A Quarterly Newsletter from the UAE and Oman member firms of the PKF International Ltd.

VOL 13, Issue 2 April 2011

Oman Update


The Eighth Five-Year Development Plan (2011-2015) specifically seeks to increase Oman’s Gross Domestic Product (GDP) by an average of 6 per cent annually at current prices and 5 per cent annually at constant prices during the five-year plan period, and also to keep the inflation in check at an average of 4 per cent per annum during the period.

The total projected revenue for the five-year period is estimated at OMR 37.495 billion, leaving a deficit of OMR 5.215 billion. The ratio of the deficit to the total revenue will be around 13.9 per cent. The oil revenues are based on a projected daily crude oil production of 897,000 barrels and an assumed average price of USD 59 per barrel during the plan period.

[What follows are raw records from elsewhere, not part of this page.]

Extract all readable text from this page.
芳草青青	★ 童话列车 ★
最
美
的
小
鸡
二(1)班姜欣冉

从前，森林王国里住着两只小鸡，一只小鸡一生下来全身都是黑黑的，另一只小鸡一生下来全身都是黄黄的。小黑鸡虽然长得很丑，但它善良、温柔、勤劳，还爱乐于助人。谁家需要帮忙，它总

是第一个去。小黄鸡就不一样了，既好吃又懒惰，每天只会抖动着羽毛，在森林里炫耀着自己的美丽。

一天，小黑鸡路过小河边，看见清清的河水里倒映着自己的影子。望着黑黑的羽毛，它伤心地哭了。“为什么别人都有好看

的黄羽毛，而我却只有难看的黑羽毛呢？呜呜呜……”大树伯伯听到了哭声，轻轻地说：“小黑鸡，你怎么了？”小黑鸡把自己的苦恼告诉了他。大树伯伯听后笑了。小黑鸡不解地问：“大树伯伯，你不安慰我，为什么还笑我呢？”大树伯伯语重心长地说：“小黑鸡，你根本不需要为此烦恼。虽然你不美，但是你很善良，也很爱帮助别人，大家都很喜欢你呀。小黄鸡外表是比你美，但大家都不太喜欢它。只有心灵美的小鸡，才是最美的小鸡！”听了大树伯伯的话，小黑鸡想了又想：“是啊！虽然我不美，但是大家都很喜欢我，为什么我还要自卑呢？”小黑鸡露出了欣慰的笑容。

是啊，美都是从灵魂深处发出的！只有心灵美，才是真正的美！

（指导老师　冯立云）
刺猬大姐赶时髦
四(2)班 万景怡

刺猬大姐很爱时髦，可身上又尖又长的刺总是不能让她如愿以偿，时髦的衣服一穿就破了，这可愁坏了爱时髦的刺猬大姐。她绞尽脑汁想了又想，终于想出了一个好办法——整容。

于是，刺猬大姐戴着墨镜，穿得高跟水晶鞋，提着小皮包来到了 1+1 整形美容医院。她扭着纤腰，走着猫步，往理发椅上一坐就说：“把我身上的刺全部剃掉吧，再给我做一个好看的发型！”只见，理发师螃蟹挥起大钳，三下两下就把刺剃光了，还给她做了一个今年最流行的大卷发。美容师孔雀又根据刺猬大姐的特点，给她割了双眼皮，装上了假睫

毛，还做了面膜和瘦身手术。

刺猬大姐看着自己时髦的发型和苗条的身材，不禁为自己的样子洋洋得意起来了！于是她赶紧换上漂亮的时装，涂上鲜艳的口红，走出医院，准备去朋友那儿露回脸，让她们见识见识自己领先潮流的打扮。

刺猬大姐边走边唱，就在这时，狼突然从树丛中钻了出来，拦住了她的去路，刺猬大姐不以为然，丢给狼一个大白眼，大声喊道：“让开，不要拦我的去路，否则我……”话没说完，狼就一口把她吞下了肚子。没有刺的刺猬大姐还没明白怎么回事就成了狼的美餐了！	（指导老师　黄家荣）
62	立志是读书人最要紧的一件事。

The plan strives to enhance the economic diversification process through focusing on development of sectors such as tourism, industry, agriculture and fisheries. The plan also accords prime importance to the development of human resources by scaling up the government expenditure on education and health care to 52 and 88 per cent respectively, as compared to the Seventh Plan. The plan places special emphasis on increasing job opportunities for the national work force through increasing the investment volume, developing labour intensive sectors and Small and Medium Enterprises, raising Omanisation rates in various sectors, and providing guidance and counselling services. The plan is expected to provide between 200,000 to 275,000 new jobopportunities during this period.

It is anticipated that billions of Rials will be pumped in for developing various infrastructure projects like roads, airports, seaports and sewerage water networks during the plan period. As much as OMR 2.09 billion have been allocated for the massive expansion of the Muscat and Salalah airport projects, and for building four new regional airports at Sohar, Adam, Ras al Hadd and Al Duqm. Further, it is expected that OMR 1.23 billion will be spent to build various major roads and RO.445 million for developing various seaports.


The budget for 2011 is expected to infuse new vigour into the core sectors of the economy, and promote the welfare of the citizens through increased allocations to the health and education sectors that is necessary for the development of the nation.

The budget estimates a 14 per cent increase in the total revenues at OMR 7.280 billion as compared to OMR 6.380 billion in the last budget. Oil and gas revenues, which account for about 81 per cent of the total revenues, are estimated based on average oil price of USD 58 per barrel.

The budgeted total expenditure of OMR 8.13 billion represents a substantial increase of 13 per cent when compared to OMR 7.18 billion for 2010. The education and health sectors allocations amount to OMR 1.26 billion, representing a growth of OMR 94 million from the 2010 allocation. The budget deficit is expected to remain well within the limits at OMR 850 million that represents 12 percent of the budget revenues and 4 per cent of the GDP. The budget aims to move forward the national development process with the active participation of all its citizens who are looking forward to the Sultanate becoming a beacon of progress in the region.

(This write-up is contributed by the Oman member firm of PKF International Ltd.)